Right off the bat, let’s acknowledge something: making a movie about the COVID-19 pandemic during the COVID-19 pandemic feels like too much too fast. That said: art can be therapeutic, and one can hardly deny another’s need to confront the current state of affairs head-on as a means of survival. Together, written by Dennis Kelly and directed by Stephen Daldry, is raw and unpolished and a lot to digest. For some it may serve as a respite, a reflection of today that feels communal and embracing. For others it will be triggering and unwelcome.

At a scant 90 minutes, it follows a couple who openly hate each other. There is She (Sharon Horgan), He (James McAvoy), and their poor son Artie (Samuel Logan). Together they occupy a nice apartment in the United Kingdom. We open on the first day of lockdown, eighteen months ago. Masks have yet to be mandated and the death toll is disarmingly small.

McAvoy and Horgan address the camera directly throughout, explaining how and why they got here. He is a conservative, She is a liberal. He started his own successful business. She works for a non-profit. After a meet-cute involving a poisonous mushroom they found themselves pregnant and bound for life—clever-enough character descriptions and decisions that allow for a wide breadth of reflection and consideration about the past year-and-a-half. Daldry rarely cuts from our two leads, relying on their incredible presence. It’s a smart decision: their chemistry is cutting and a bit off-kilter, befitting the context of this relationship.

Each actor is given a show-stopping monologue to deliver. Both dig in deep, though Horgan’s moment is the what will be remembered. Unfortunately, Artie is used exclusively as a prop, a decision that actively contradicts the growth achieved by He and She throughout. One wonders if the film would’ve better served never showing Artie at all, given how limited his presence factors in.

McAvoy appears to age between the first scene and the last scene, an impressive bit of physical acting that acknowledges the difficulties of this past eighteen months with a subtlety the rest of Together lacks. As his character literally wears down he sympathizes with those he ridiculed earlier—frontline workers, refugees, etc. There is an acknowledgment of privilege that rings true, if a bit safe. Admittedly it’s hard not to recall the recent Doug Liman picture Locked Down, a cheekier take on similar themes.
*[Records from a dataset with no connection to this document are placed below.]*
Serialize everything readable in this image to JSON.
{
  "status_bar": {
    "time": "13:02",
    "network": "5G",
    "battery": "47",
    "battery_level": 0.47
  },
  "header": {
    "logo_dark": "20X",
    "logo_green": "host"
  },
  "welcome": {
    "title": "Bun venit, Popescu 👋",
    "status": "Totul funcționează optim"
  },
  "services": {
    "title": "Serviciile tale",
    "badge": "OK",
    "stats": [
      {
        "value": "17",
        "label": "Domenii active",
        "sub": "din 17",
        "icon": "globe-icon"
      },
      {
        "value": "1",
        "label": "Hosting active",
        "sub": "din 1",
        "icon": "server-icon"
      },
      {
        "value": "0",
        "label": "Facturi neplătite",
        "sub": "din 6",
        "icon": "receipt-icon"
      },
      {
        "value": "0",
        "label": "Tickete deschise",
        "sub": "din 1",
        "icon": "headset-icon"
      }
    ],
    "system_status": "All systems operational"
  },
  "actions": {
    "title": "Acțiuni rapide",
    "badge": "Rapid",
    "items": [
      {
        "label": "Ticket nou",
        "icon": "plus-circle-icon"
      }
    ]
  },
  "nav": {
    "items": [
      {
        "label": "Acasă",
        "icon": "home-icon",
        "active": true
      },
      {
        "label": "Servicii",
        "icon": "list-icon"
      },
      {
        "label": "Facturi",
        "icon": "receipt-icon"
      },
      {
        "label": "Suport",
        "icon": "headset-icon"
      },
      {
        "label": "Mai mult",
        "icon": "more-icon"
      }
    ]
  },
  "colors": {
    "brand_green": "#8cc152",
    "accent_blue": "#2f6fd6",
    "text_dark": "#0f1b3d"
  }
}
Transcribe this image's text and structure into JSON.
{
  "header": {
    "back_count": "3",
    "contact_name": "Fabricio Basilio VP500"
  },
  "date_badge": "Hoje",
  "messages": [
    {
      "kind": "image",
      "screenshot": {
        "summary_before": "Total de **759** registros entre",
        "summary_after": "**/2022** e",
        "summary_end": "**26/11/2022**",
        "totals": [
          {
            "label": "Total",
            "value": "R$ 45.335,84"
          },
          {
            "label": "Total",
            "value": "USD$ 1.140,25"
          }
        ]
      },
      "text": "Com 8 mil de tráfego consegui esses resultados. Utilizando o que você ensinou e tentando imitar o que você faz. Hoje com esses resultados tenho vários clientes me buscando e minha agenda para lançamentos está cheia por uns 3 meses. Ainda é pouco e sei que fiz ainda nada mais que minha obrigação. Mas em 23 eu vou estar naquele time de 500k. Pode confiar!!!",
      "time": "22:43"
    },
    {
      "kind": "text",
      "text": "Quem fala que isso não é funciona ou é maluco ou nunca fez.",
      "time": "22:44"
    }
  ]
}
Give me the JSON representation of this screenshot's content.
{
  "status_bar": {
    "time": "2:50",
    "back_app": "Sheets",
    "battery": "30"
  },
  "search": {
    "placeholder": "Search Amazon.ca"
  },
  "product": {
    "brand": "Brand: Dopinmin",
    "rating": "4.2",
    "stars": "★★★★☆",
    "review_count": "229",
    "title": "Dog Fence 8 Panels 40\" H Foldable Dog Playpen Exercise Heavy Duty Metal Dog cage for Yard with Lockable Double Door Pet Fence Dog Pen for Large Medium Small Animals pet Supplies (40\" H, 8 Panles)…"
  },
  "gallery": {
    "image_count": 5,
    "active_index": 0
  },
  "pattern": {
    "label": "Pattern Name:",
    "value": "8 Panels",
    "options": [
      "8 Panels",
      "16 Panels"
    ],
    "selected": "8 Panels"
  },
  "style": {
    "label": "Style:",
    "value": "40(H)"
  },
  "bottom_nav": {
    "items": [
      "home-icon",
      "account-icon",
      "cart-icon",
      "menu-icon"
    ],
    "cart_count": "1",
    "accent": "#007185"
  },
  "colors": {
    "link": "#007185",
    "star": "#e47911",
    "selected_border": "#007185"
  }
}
Daldry has always been a warm, considerate filmmaker whose best work (e.g. The Hours) instills understanding of and empathy with every character onscreen; lesser work, such as The Reader, can ring muddled and overwrought. Here, thanks to Kelly’s brash mixture of sympathy and antipathy, Together never becomes cloying or saccharine.

The fourth-wall breaks grow a bit tiresome and its final scene fails to build on the intensity of what comes just before, but the leading turns and the topical setting prove memorable. How much you would like to be reminded of our current state of affairs is, of course, up to you alone.

Together opens in theaters on August 27.